Hal Andrews: Well, Molly, I would distinguish a little bit between true cost versus negotiated rate. I think what the data shows back to the patient satisfaction and the quality example in every market that we've looked at, you can pick a single DRG or a handful of DRGs, and what you see is a tight clustering of quality and a wide variety of negotiated price. There's a lot of talk in Washington about whether that's due to market dominance and we're diving into that. I think the early returns on that, is reimbursement is something that's a relic of longstanding patterns. It's not, there are certain monopoly markets where they're getting a lot lower rate than a market with a number of urban competitors. I think the real thing is the focus in Washington on the cost curve and the fact that it doesn't bend, and the health plan price transparency is going to reveal that there's a wide range.

It can be 2X, 3X in some markets, we've even seen 8X difference between the negotiated rate for a DRG, whereas the quality is, is almost indistinguishable. I think the health systems have to start thinking about who the real customer is, which is the employer. The employer is 65% of the commercial matured book in the US, self-funded employers. Starting to understand what's a relevant market price, there are people who are doing a lot of volume at high quality for a much lower rate. There are, there are people doing slightly better quality at a much higher rate. It's different in every market; it's different for every DRG, but I know that has the attention of the folks in Washington because the call I had just before this morning was with staffers from one of the committees that are focused on price transparency.

I think it's something everybody in the health economy has to think about going forward.

Molly Gamble: You're right, I used cost there, but you're right, Hal, negotiated prices. You mentioned there are differences in negotiated prices where quality is not easily distinguishable. In that situation, payers are paying more for the same outcome, essentially. Is the reverse true where there are the same negotiated prices and big gaps in quality? Or is that a less likely scenario?

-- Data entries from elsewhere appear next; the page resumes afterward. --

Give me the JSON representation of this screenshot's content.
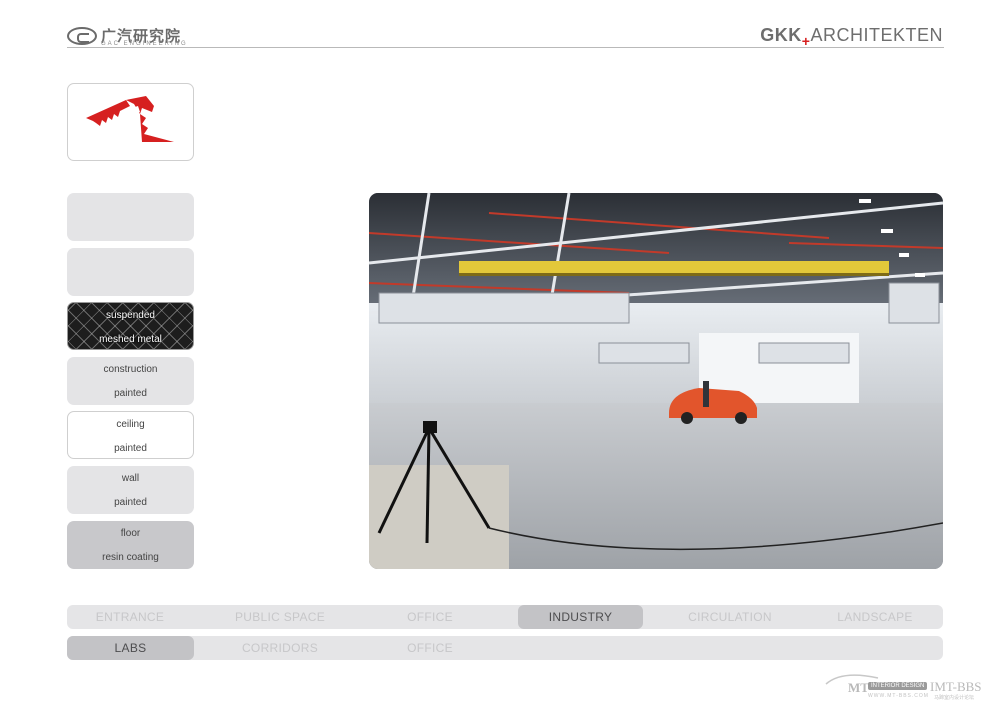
{
  "header": {
    "left_logo": {
      "cn": "广汽研究院",
      "en": "GAC ENGINEERING"
    },
    "right_logo": {
      "part1": "GKK",
      "plus": "+",
      "part2": "ARCHITEKTEN"
    }
  },
  "materials": [
    {
      "line1": "",
      "line2": "",
      "style": "plain"
    },
    {
      "line1": "",
      "line2": "",
      "style": "plain"
    },
    {
      "line1": "suspended",
      "line2": "meshed metal",
      "style": "mesh"
    },
    {
      "line1": "construction",
      "line2": "painted",
      "style": "plain"
    },
    {
      "line1": "ceiling",
      "line2": "painted",
      "style": "white"
    },
    {
      "line1": "wall",
      "line2": "painted",
      "style": "plain"
    },
    {
      "line1": "floor",
      "line2": "resin coating",
      "style": "grey"
    }
  ],
  "nav_primary": [
    "ENTRANCE",
    "PUBLIC SPACE",
    "OFFICE",
    "INDUSTRY",
    "CIRCULATION",
    "LANDSCAPE"
  ],
  "nav_primary_active": "INDUSTRY",
  "nav_secondary": [
    "LABS",
    "CORRIDORS",
    "OFFICE"
  ],
  "nav_secondary_active": "LABS",
  "watermark": {
    "mt": "MT",
    "pill": "INTERIOR DESIGN",
    "bbs": "IMT-BBS",
    "url": "WWW.MT-BBS.COM",
    "sub": "马蹄室内设计论坛"
  },
  "colors": {
    "accent_red": "#d62020",
    "active_tab": "#c3c3c6",
    "bar_bg": "#e5e5e7"
  }
}
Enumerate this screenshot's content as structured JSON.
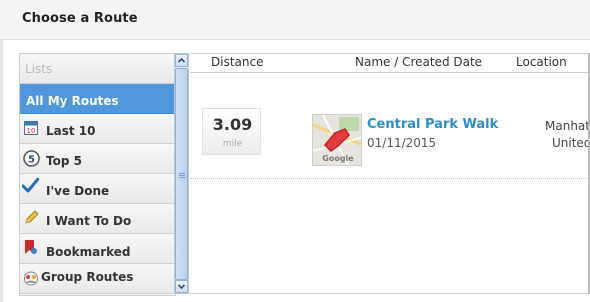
{
  "dialog": {
    "title": "Choose a Route"
  },
  "sidebar": {
    "header": "Lists",
    "items": [
      {
        "label": "All My Routes",
        "active": true,
        "icon": "none"
      },
      {
        "label": "Last 10",
        "icon": "calendar-icon"
      },
      {
        "label": "Top 5",
        "icon": "number-5-icon"
      },
      {
        "label": "I've Done",
        "icon": "checkmark-icon"
      },
      {
        "label": "I Want To Do",
        "icon": "pencil-icon"
      },
      {
        "label": "Bookmarked",
        "icon": "bookmark-icon"
      },
      {
        "label": "Group Routes",
        "icon": "group-icon"
      }
    ]
  },
  "table": {
    "columns": [
      "Distance",
      "Name / Created Date",
      "Location"
    ],
    "rows": [
      {
        "distance": "3.09",
        "unit": "mile",
        "name": "Central Park Walk",
        "created": "01/11/2015",
        "location_line1": "Manhat",
        "location_line2": "United",
        "thumbnail": "google-map-thumbnail"
      }
    ]
  },
  "colors": {
    "accent": "#4e97dd",
    "link": "#2a8fc7"
  }
}
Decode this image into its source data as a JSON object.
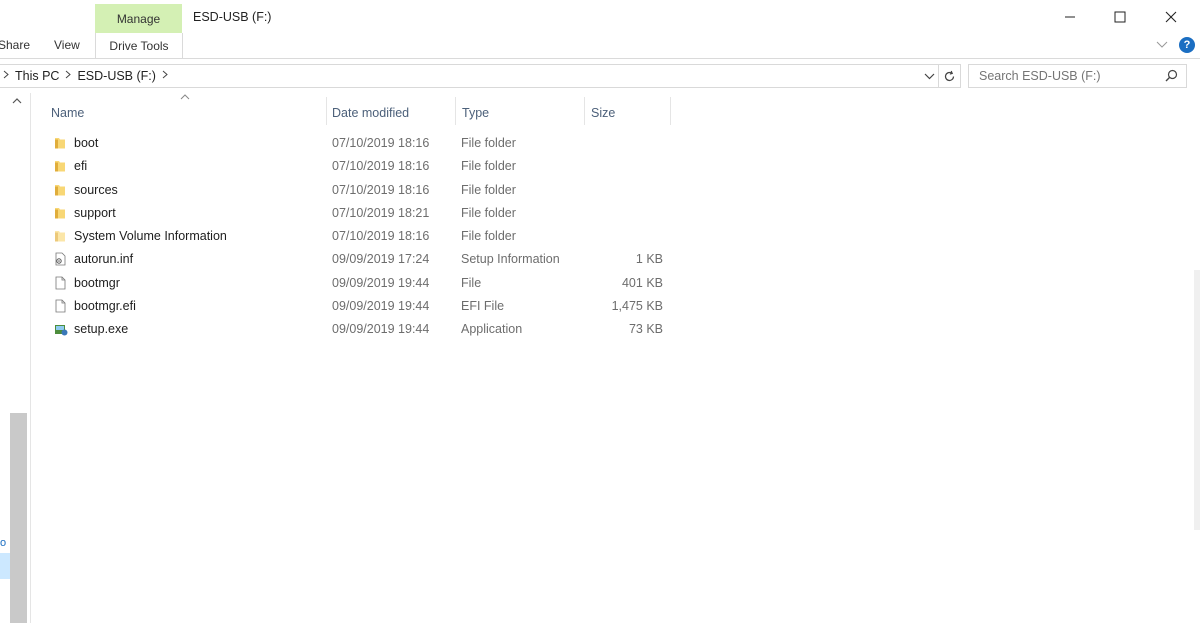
{
  "window": {
    "title": "ESD-USB (F:)",
    "controls": {
      "minimize": "minimize",
      "maximize": "maximize",
      "close": "close"
    }
  },
  "ribbon": {
    "tabs": {
      "share": "Share",
      "view": "View",
      "manage": "Manage",
      "drive_tools": "Drive Tools"
    },
    "accent_color": "#d4f0b4"
  },
  "address": {
    "crumbs": [
      "This PC",
      "ESD-USB (F:)"
    ],
    "search_placeholder": "Search ESD-USB (F:)"
  },
  "columns": {
    "name": "Name",
    "date": "Date modified",
    "type": "Type",
    "size": "Size"
  },
  "files": [
    {
      "icon": "folder-icon",
      "name": "boot",
      "date": "07/10/2019 18:16",
      "type": "File folder",
      "size": ""
    },
    {
      "icon": "folder-icon",
      "name": "efi",
      "date": "07/10/2019 18:16",
      "type": "File folder",
      "size": ""
    },
    {
      "icon": "folder-icon",
      "name": "sources",
      "date": "07/10/2019 18:16",
      "type": "File folder",
      "size": ""
    },
    {
      "icon": "folder-icon",
      "name": "support",
      "date": "07/10/2019 18:21",
      "type": "File folder",
      "size": ""
    },
    {
      "icon": "folder-icon",
      "name": "System Volume Information",
      "date": "07/10/2019 18:16",
      "type": "File folder",
      "size": ""
    },
    {
      "icon": "setup-info-icon",
      "name": "autorun.inf",
      "date": "09/09/2019 17:24",
      "type": "Setup Information",
      "size": "1 KB"
    },
    {
      "icon": "file-icon",
      "name": "bootmgr",
      "date": "09/09/2019 19:44",
      "type": "File",
      "size": "401 KB"
    },
    {
      "icon": "file-icon",
      "name": "bootmgr.efi",
      "date": "09/09/2019 19:44",
      "type": "EFI File",
      "size": "1,475 KB"
    },
    {
      "icon": "setup-exe-icon",
      "name": "setup.exe",
      "date": "09/09/2019 19:44",
      "type": "Application",
      "size": "73 KB"
    }
  ]
}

Hal Andrews: No, we haven't seen that pattern emerge yet. I think back to the negotiated price, part of that is if you think about the Affordable Care Act and you think about the MLR rates being established at 85% in most cases, the one thing is to say, we set what the minimum amount that payers would spend on healthcare. The flip side of that is we codified what their profit margin would be. There are actually not that many incentives for the payers, 65% of whose business is just managing claims for them to control costs. What you see in the data is there hasn't been any real focus on controlling the costs from the payer side. It's truly the only thing that can explain the disparity of a single-payer paying a 4X difference within the same market for the same service at equivalent quality.

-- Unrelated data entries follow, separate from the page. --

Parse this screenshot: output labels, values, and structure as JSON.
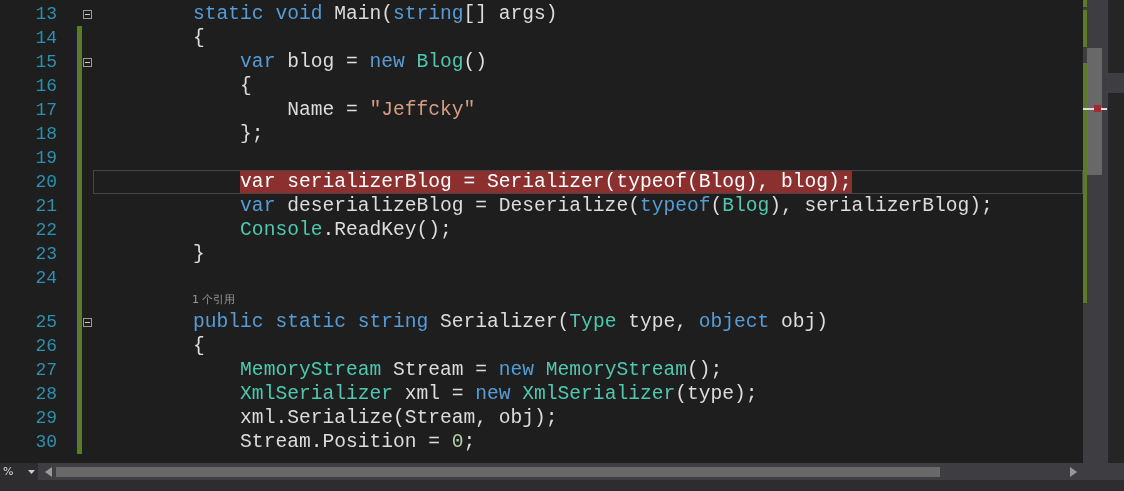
{
  "editor": {
    "lines": [
      {
        "number": "13",
        "fold": true,
        "changed": false,
        "current": false,
        "breakpoint": false,
        "tokens": [
          {
            "text": "        static void",
            "kind": "keyword"
          },
          {
            "text": " Main(",
            "kind": "plain"
          },
          {
            "text": "string",
            "kind": "keyword"
          },
          {
            "text": "[] args)",
            "kind": "plain"
          }
        ]
      },
      {
        "number": "14",
        "fold": false,
        "changed": true,
        "current": false,
        "breakpoint": false,
        "tokens": [
          {
            "text": "        {",
            "kind": "plain"
          }
        ]
      },
      {
        "number": "15",
        "fold": true,
        "changed": true,
        "current": false,
        "breakpoint": false,
        "tokens": [
          {
            "text": "            var",
            "kind": "keyword"
          },
          {
            "text": " blog = ",
            "kind": "plain"
          },
          {
            "text": "new",
            "kind": "keyword"
          },
          {
            "text": " Blog",
            "kind": "type"
          },
          {
            "text": "()",
            "kind": "plain"
          }
        ]
      },
      {
        "number": "16",
        "fold": false,
        "changed": true,
        "current": false,
        "breakpoint": false,
        "tokens": [
          {
            "text": "            {",
            "kind": "plain"
          }
        ]
      },
      {
        "number": "17",
        "fold": false,
        "changed": true,
        "current": false,
        "breakpoint": false,
        "tokens": [
          {
            "text": "                Name = ",
            "kind": "plain"
          },
          {
            "text": "\"Jeffcky\"",
            "kind": "string"
          }
        ]
      },
      {
        "number": "18",
        "fold": false,
        "changed": true,
        "current": false,
        "breakpoint": false,
        "tokens": [
          {
            "text": "            };",
            "kind": "plain"
          }
        ]
      },
      {
        "number": "19",
        "fold": false,
        "changed": true,
        "current": false,
        "breakpoint": false
      },
      {
        "number": "20",
        "fold": false,
        "changed": true,
        "current": true,
        "breakpoint": true,
        "tokens": [
          {
            "text": "            var serializerBlog = Serializer(typeof(Blog), blog);",
            "kind": "plain"
          }
        ]
      },
      {
        "number": "21",
        "fold": false,
        "changed": true,
        "current": false,
        "breakpoint": false,
        "tokens": [
          {
            "text": "            var",
            "kind": "keyword"
          },
          {
            "text": " deserializeBlog = Deserialize(",
            "kind": "plain"
          },
          {
            "text": "typeof",
            "kind": "keyword"
          },
          {
            "text": "(",
            "kind": "plain"
          },
          {
            "text": "Blog",
            "kind": "type"
          },
          {
            "text": "), serializerBlog);",
            "kind": "plain"
          }
        ]
      },
      {
        "number": "22",
        "fold": false,
        "changed": true,
        "current": false,
        "breakpoint": false,
        "tokens": [
          {
            "text": "            Console",
            "kind": "type"
          },
          {
            "text": ".ReadKey();",
            "kind": "plain"
          }
        ]
      },
      {
        "number": "23",
        "fold": false,
        "changed": true,
        "current": false,
        "breakpoint": false,
        "tokens": [
          {
            "text": "        }",
            "kind": "plain"
          }
        ]
      },
      {
        "number": "24",
        "fold": false,
        "changed": true,
        "current": false,
        "breakpoint": false
      },
      {
        "number": "25",
        "lens": "1 个引用",
        "fold": true,
        "changed": true,
        "current": false,
        "breakpoint": false,
        "tokens": [
          {
            "text": "        public static string",
            "kind": "keyword"
          },
          {
            "text": " Serializer(",
            "kind": "plain"
          },
          {
            "text": "Type",
            "kind": "type"
          },
          {
            "text": " type, ",
            "kind": "plain"
          },
          {
            "text": "object",
            "kind": "keyword"
          },
          {
            "text": " obj)",
            "kind": "plain"
          }
        ]
      },
      {
        "number": "26",
        "fold": false,
        "changed": true,
        "current": false,
        "breakpoint": false,
        "tokens": [
          {
            "text": "        {",
            "kind": "plain"
          }
        ]
      },
      {
        "number": "27",
        "fold": false,
        "changed": true,
        "current": false,
        "breakpoint": false,
        "tokens": [
          {
            "text": "            MemoryStream",
            "kind": "type"
          },
          {
            "text": " Stream = ",
            "kind": "plain"
          },
          {
            "text": "new",
            "kind": "keyword"
          },
          {
            "text": " MemoryStream",
            "kind": "type"
          },
          {
            "text": "();",
            "kind": "plain"
          }
        ]
      },
      {
        "number": "28",
        "fold": false,
        "changed": true,
        "current": false,
        "breakpoint": false,
        "tokens": [
          {
            "text": "            XmlSerializer",
            "kind": "type"
          },
          {
            "text": " xml = ",
            "kind": "plain"
          },
          {
            "text": "new",
            "kind": "keyword"
          },
          {
            "text": " XmlSerializer",
            "kind": "type"
          },
          {
            "text": "(type);",
            "kind": "plain"
          }
        ]
      },
      {
        "number": "29",
        "fold": false,
        "changed": true,
        "current": false,
        "breakpoint": false,
        "tokens": [
          {
            "text": "            xml.Serialize(Stream, obj);",
            "kind": "plain"
          }
        ]
      },
      {
        "number": "30",
        "fold": false,
        "changed": true,
        "current": false,
        "breakpoint": false,
        "tokens": [
          {
            "text": "            Stream.Position = ",
            "kind": "plain"
          },
          {
            "text": "0",
            "kind": "number"
          },
          {
            "text": ";",
            "kind": "plain"
          }
        ]
      }
    ]
  },
  "status_bar": {
    "zoom": "%"
  }
}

I think the questions are really there for everybody to answer. There are some health systems that, maybe they have over the years leveraged a quality brand or market share into a certain rate, but pretty random. It's not obvious to me until I look at the data to see whose lowest paid for a thing versus highest paid for a thing for which they have equivalent quality. I think we're starting a new era of starting to understand quality and patient satisfaction, safety and negotiated rate. When you add all those things up, describe them as value.

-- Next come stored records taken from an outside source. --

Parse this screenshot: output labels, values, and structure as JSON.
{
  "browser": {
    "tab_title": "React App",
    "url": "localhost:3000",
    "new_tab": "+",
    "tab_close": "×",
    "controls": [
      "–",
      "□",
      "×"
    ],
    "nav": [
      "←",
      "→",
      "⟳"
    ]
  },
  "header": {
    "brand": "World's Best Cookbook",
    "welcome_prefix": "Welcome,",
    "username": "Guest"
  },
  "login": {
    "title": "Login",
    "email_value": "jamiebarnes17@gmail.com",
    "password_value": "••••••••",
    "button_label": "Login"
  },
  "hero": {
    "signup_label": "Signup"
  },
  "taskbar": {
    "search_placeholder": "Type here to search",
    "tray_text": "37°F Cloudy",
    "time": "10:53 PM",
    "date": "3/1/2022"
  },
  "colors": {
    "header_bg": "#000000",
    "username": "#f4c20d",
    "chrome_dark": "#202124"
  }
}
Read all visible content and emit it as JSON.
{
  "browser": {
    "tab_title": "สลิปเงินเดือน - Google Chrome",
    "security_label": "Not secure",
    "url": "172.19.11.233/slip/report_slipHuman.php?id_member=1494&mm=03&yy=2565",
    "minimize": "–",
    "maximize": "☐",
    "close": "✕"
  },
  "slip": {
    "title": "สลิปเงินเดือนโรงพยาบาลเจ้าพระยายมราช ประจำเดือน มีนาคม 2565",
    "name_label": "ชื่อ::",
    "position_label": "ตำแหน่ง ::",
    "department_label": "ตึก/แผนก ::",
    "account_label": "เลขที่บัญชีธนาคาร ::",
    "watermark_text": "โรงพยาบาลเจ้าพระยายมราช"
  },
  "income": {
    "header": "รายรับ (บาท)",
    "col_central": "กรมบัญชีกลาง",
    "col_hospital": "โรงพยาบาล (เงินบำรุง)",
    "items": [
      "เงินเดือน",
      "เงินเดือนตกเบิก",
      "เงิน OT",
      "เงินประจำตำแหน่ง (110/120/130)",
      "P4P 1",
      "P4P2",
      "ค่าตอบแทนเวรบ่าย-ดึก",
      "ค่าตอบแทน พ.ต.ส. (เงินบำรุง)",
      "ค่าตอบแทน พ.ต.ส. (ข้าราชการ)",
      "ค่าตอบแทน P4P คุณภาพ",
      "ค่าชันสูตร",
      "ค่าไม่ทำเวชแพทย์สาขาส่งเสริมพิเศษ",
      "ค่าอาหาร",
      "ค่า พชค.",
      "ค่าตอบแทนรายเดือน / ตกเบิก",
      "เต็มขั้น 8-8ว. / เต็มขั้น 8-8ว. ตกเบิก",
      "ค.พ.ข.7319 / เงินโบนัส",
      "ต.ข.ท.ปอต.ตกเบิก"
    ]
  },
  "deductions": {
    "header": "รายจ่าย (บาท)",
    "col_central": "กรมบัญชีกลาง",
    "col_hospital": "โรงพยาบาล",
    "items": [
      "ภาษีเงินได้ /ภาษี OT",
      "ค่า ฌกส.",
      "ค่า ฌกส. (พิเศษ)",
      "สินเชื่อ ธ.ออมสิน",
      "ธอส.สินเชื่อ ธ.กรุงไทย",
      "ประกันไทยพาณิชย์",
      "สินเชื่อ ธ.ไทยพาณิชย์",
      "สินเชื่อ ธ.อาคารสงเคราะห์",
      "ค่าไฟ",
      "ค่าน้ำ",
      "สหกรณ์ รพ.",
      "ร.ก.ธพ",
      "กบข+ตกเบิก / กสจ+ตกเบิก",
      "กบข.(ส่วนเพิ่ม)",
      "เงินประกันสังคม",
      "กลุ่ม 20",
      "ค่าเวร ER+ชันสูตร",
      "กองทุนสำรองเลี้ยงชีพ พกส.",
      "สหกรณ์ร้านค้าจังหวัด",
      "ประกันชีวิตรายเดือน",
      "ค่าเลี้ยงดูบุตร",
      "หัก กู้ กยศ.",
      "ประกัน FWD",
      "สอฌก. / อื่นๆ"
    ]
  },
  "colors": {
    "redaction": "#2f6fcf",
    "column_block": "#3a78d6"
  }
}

Molly Gamble: Hal, thank you for being my guest today, Hal Andrews, president and CEO of Trilliant Health, listeners. Hal's made mention of this, Trilliant Health will release its SimilarityIndex™ | Hospitals Thursday, June 15th. So I encourage you to check it out and use the tool. It might challenge some assumptions or long-held ways that you look at hospitals and health systems, as it did for me. Hal, is there anything else you'd like to share with listeners in closing here? No, I think, Molly, you've covered it all and I really appreciate being your guest today.